What motivates the Talents today? Is it fame alone?
FW: Fame is always nice, but what really motivates the Talents is the community. You can see that from the very first second as they come together here in Berlin. And when the participants discover over the course of the days that they have many things in common, that releases an incredible amount of energy. It knocks our socks off every year.
Many renowned players in the film industry stress how important negative experiences have also been for their careers. Is failure a prerequisite for success?
CT: Failure is a part of our daily lives. Some things simply don’t come off. And the more experience I gain, the better and more positively I can deal with the failures. They’re stages of development we have to go through. Perhaps the film financing falls through. Okay, then I’ll find another way. Sometimes only a change in career can help. Many great and well-known directors were only active for 15 years. Filmmaking can sometimes be just one stage in your life – let’s celebrate that or offer reasonable “exit strategies.”
Are there also situations in life when all the courage in the world does not help and you simply have to accept failure?
FW: We don’t invite anyone to Berlin and promise them the moon. We give the Talents the opportunity to become a part of the Berlinale Talents family. We remain in contact throughout the good times and the bad, because the group can always help each other. And hopefully it’s also a small “reality check” where people can review the state of things before they perhaps head down the drains.
In a press release you spoke about moments of courage in the filmmaking process “pushing artistic, political or financial boundaries.” What boundaries still remain today?

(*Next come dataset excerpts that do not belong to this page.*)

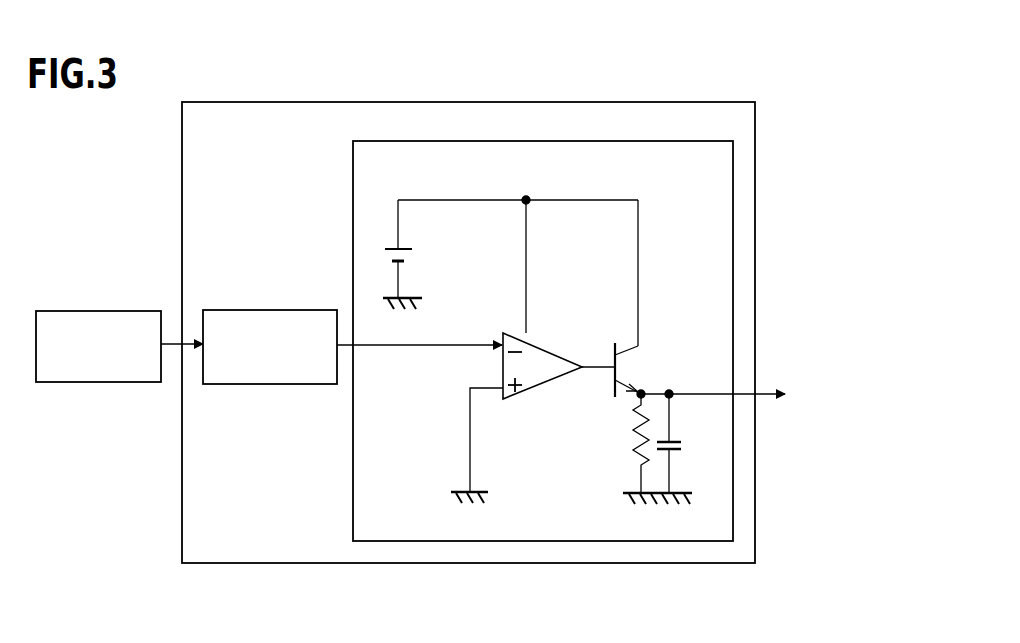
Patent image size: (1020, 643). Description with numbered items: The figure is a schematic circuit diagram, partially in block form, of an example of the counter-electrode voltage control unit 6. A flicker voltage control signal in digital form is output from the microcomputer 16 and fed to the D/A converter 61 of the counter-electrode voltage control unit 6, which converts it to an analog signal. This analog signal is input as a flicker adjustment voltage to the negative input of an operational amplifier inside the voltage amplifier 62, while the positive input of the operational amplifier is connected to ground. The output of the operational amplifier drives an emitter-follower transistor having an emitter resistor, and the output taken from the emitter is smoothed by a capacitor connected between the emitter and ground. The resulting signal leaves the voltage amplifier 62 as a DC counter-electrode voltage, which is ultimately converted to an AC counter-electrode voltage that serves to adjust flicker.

The counter-electrode voltage control unit 6 is at (182, 234).
The microcomputer 16 is at (98, 311).
The D/A converter 61 is at (290, 310).
The voltage amplifier 62 is at (353, 195).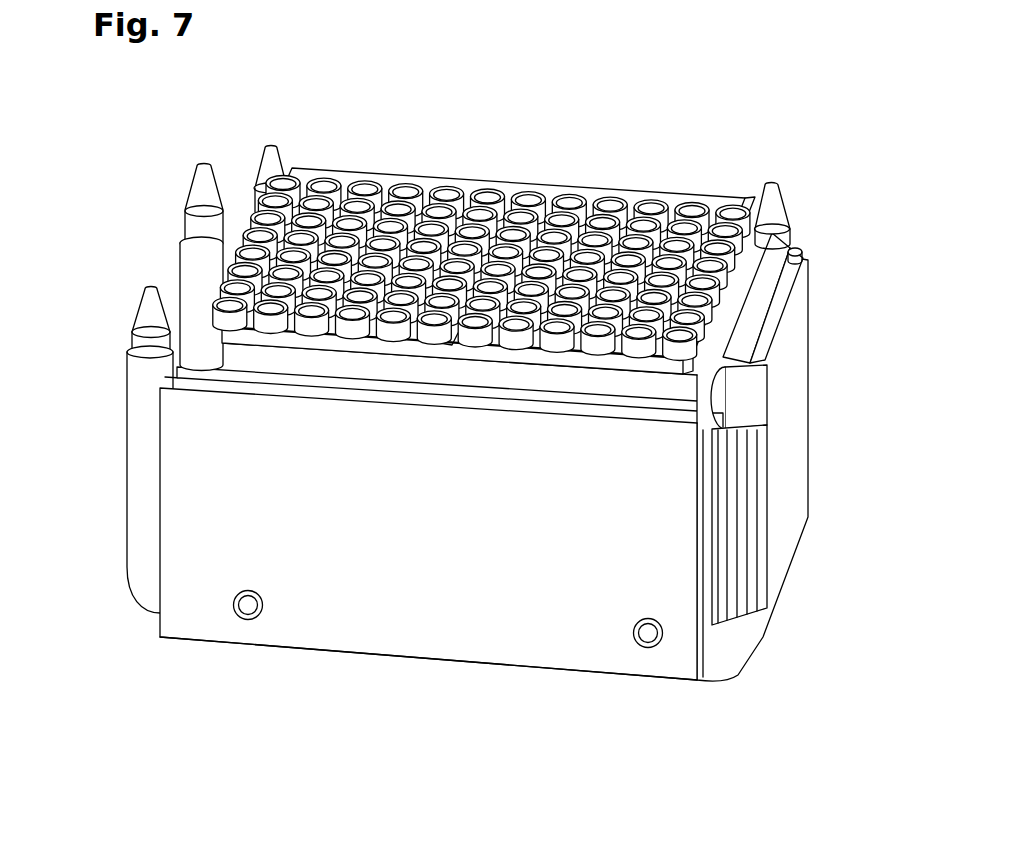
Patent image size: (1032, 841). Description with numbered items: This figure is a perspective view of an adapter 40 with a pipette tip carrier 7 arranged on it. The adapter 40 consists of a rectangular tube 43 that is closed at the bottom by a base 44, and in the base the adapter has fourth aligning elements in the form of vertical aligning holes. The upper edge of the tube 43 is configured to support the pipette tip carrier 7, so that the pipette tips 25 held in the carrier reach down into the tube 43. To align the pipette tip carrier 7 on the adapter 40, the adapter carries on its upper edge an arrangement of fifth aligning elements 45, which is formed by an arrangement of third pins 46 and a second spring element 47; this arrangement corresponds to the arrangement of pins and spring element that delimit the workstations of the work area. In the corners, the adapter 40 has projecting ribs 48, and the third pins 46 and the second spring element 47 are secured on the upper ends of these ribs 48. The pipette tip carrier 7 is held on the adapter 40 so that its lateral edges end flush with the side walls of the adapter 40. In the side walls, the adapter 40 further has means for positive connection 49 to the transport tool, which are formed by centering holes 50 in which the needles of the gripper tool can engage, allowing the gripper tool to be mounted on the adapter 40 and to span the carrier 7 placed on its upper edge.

The pipette tip carrier 7 is at (767, 297).
The pipette tips 25 is at (614, 203).
The adapter 40 is at (484, 533).
The rectangular tube 43 is at (516, 566).
The base 44 is at (493, 670).
The fifth aligning elements 45 is at (472, 377).
The third pins 46 is at (202, 193).
The second spring element 47 is at (750, 395).
The projecting ribs 48 is at (137, 435).
The means for positive connection 49 is at (435, 688).
The centering holes 50 is at (247, 619).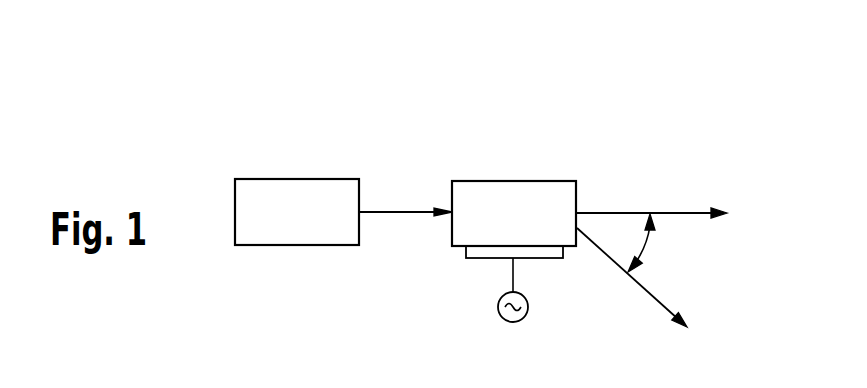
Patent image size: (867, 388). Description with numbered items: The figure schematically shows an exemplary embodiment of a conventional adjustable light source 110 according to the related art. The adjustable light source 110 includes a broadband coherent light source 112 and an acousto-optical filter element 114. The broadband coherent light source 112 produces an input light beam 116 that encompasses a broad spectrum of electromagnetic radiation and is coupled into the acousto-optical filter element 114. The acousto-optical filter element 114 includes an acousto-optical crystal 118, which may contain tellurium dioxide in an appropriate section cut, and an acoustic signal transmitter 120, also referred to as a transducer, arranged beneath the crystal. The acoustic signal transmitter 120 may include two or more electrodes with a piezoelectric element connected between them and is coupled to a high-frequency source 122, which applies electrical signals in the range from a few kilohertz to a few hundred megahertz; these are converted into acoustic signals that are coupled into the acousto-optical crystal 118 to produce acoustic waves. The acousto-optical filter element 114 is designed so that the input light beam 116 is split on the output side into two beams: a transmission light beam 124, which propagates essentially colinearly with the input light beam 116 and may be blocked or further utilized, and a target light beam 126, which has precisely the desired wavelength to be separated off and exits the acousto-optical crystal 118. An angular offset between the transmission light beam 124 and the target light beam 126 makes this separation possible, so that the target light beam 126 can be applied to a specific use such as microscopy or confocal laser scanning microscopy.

CT: In 2017, we have 250 participants from 71 countries, while our alumni network spans over 6,500 Talents from more than 100 countries. The Afghan filmmaker Karima Ishchi remained in Germany after the 2016 edition of Berlinale Talents because she kept hitting walls in her home country. She wasn’t allowed to do anything there, and now, in Berlin, she is enjoying a greater amount of freedom. We should always bear in mind restrictions like these in other countries across the world as well. Even here, we can again see massive efforts to build walls at the moment. We should value and cherish our freedom, and above all our freedom of artistic expression.